Revisiting crime fiction

Growing up in the 1980s I read fiction across all genres. A teenager at the time, I read my own books, but also read as many books as possible from my parents’ shelves. This included thrillers like Alistair MacLean, Hammond Innes, Wilbur Smith, crime writers like Ed McBain and Agatha Christie, along with a host of names long since forgotten.

The past two decades I’ve generally not read much crime fiction, with the exception of the Norwegian writer Gunnar Staalesen. He lives and writes about Bergen, a place I lived a few years, and where I have roots. The names of other crime/mystery writers slide past my consciousness, but I tended to either read science fiction or American novels from the early twentieth century.

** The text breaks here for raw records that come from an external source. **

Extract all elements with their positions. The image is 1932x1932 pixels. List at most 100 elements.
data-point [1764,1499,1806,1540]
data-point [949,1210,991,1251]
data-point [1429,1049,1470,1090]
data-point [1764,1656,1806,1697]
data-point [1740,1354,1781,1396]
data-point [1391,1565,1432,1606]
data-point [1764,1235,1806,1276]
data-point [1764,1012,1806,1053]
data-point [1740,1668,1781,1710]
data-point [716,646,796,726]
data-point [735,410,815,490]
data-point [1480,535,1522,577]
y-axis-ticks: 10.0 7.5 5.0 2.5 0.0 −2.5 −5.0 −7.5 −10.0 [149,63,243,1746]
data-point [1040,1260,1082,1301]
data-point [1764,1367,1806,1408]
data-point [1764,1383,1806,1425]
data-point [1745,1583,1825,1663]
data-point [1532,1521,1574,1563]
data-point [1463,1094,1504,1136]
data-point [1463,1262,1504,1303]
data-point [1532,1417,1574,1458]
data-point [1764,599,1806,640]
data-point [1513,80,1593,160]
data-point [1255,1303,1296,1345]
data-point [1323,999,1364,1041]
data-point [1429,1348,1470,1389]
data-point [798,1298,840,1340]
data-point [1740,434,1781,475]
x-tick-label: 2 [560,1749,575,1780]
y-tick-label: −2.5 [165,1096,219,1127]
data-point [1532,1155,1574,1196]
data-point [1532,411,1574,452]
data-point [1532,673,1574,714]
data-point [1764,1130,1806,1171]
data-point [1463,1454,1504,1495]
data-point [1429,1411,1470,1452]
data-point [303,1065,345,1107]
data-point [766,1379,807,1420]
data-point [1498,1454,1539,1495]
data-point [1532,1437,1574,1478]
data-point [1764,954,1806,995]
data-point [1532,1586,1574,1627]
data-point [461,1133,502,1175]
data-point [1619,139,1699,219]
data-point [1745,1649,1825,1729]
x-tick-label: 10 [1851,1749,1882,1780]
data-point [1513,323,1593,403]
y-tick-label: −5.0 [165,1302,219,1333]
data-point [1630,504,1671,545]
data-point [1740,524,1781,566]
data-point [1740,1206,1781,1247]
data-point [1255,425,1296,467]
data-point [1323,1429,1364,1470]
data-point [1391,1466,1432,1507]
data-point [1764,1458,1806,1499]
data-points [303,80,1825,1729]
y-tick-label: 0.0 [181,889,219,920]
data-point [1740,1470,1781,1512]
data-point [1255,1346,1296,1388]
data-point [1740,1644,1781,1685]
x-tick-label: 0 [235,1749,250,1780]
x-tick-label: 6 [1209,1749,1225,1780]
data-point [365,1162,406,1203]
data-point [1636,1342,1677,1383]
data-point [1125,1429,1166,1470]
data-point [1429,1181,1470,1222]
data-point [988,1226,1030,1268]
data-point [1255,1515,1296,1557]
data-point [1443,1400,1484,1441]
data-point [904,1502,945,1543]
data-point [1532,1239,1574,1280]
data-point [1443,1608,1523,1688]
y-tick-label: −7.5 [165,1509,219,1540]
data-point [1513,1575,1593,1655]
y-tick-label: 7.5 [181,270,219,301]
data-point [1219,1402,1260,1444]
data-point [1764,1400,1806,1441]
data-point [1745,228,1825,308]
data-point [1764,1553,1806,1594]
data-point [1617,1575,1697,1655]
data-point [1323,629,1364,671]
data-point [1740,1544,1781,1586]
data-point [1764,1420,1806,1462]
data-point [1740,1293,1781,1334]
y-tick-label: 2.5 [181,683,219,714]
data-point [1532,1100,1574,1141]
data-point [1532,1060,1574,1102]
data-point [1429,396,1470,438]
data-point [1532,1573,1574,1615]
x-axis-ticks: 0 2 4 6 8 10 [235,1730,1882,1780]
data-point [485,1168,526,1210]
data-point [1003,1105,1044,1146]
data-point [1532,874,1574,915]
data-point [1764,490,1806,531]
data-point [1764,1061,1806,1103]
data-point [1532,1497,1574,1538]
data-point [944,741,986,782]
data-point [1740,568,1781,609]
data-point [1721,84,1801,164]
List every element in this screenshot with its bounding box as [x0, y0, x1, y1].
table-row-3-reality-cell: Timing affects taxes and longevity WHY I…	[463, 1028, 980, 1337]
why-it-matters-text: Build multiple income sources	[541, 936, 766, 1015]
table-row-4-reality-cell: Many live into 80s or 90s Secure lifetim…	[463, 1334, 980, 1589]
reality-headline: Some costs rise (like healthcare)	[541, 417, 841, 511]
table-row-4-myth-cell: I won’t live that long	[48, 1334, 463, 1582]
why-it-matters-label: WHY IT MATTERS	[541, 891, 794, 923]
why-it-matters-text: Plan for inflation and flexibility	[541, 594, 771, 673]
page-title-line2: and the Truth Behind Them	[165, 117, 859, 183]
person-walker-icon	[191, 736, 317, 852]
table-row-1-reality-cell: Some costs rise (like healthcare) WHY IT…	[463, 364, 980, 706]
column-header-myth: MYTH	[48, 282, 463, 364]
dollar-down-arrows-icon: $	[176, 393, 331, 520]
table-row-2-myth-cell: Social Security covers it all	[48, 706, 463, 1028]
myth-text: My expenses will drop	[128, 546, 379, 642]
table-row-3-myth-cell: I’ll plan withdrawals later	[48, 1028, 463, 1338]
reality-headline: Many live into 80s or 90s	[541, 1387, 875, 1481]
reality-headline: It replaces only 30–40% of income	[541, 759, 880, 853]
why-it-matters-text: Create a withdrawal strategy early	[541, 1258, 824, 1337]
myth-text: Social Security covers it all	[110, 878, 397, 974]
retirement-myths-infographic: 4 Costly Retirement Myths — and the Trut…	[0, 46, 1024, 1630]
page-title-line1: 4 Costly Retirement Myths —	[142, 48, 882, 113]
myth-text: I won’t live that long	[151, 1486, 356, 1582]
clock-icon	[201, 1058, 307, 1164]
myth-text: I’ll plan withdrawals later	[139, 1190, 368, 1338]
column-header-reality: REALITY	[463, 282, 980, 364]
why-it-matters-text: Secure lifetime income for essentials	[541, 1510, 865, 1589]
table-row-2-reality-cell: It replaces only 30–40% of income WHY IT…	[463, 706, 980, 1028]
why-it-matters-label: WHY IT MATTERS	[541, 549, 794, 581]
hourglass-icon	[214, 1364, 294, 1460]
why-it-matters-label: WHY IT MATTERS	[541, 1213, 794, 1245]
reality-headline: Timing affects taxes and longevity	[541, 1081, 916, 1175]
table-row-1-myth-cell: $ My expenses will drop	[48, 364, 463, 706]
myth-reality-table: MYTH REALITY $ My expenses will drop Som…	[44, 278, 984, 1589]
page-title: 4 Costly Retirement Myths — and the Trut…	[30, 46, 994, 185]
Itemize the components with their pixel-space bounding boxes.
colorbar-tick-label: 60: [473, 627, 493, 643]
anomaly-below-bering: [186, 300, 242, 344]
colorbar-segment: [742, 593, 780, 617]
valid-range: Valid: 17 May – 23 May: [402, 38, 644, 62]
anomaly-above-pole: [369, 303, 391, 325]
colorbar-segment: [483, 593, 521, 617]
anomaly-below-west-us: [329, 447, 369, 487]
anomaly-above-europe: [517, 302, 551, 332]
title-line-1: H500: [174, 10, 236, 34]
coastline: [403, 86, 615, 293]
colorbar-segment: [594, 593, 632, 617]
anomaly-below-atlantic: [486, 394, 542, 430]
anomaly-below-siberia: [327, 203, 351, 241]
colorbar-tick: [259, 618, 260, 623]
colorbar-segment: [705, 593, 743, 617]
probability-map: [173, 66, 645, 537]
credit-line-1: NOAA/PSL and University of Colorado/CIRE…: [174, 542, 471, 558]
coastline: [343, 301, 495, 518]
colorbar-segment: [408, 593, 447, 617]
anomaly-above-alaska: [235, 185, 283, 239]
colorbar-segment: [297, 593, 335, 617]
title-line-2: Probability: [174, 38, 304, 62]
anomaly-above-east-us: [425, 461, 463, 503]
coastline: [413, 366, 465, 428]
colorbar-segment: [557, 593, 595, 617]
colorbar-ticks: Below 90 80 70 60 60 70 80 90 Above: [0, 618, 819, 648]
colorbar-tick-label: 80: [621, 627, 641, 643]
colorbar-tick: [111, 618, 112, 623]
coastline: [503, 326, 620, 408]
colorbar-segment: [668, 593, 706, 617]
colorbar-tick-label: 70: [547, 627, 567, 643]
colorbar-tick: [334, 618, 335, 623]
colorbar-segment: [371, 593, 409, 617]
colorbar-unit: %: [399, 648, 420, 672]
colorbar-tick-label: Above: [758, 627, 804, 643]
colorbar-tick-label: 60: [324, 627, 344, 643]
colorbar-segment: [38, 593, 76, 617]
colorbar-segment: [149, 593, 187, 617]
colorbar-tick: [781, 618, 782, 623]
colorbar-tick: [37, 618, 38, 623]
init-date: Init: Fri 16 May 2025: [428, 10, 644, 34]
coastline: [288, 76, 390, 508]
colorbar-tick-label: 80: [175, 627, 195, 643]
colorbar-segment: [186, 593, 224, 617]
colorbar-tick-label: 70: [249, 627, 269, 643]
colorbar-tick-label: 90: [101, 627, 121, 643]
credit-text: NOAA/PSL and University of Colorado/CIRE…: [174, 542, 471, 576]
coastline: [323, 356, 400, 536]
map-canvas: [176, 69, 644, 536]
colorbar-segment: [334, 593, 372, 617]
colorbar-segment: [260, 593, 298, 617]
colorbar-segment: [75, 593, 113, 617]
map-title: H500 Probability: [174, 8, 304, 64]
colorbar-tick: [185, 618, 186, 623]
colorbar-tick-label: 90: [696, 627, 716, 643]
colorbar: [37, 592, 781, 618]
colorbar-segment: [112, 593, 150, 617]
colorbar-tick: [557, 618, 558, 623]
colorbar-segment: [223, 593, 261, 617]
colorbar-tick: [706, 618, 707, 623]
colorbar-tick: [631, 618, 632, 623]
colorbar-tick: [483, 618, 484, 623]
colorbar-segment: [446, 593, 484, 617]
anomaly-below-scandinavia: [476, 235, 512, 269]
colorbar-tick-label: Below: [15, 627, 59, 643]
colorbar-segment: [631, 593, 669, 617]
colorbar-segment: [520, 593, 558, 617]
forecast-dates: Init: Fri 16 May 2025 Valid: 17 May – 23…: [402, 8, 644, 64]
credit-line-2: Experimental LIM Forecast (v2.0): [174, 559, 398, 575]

A couple of years ago I read Stieg Larsson’s Millennium trilogy, like so many others. This year I picked up a couple of Ian Rankin books, and once again I feel the strong pull of crime fiction. Oddly enough, I’m reading quite a few Scandinavian and European books, from Rankin to Andrea Camilleri, to Jo Nesbø to Asa Larsson, along with other Swedish writers like Henning Mankel and Per Wahlöö.

I have yet to dive into American crime fiction, but I have list of names, most of them authors I’ve never read, which I think is an exciting prospect.

There used to be a book store in San Antonio called “Remember the Alibi.” I find it tragic that this store is gone, but even more so now that I’m re-discovering this genre.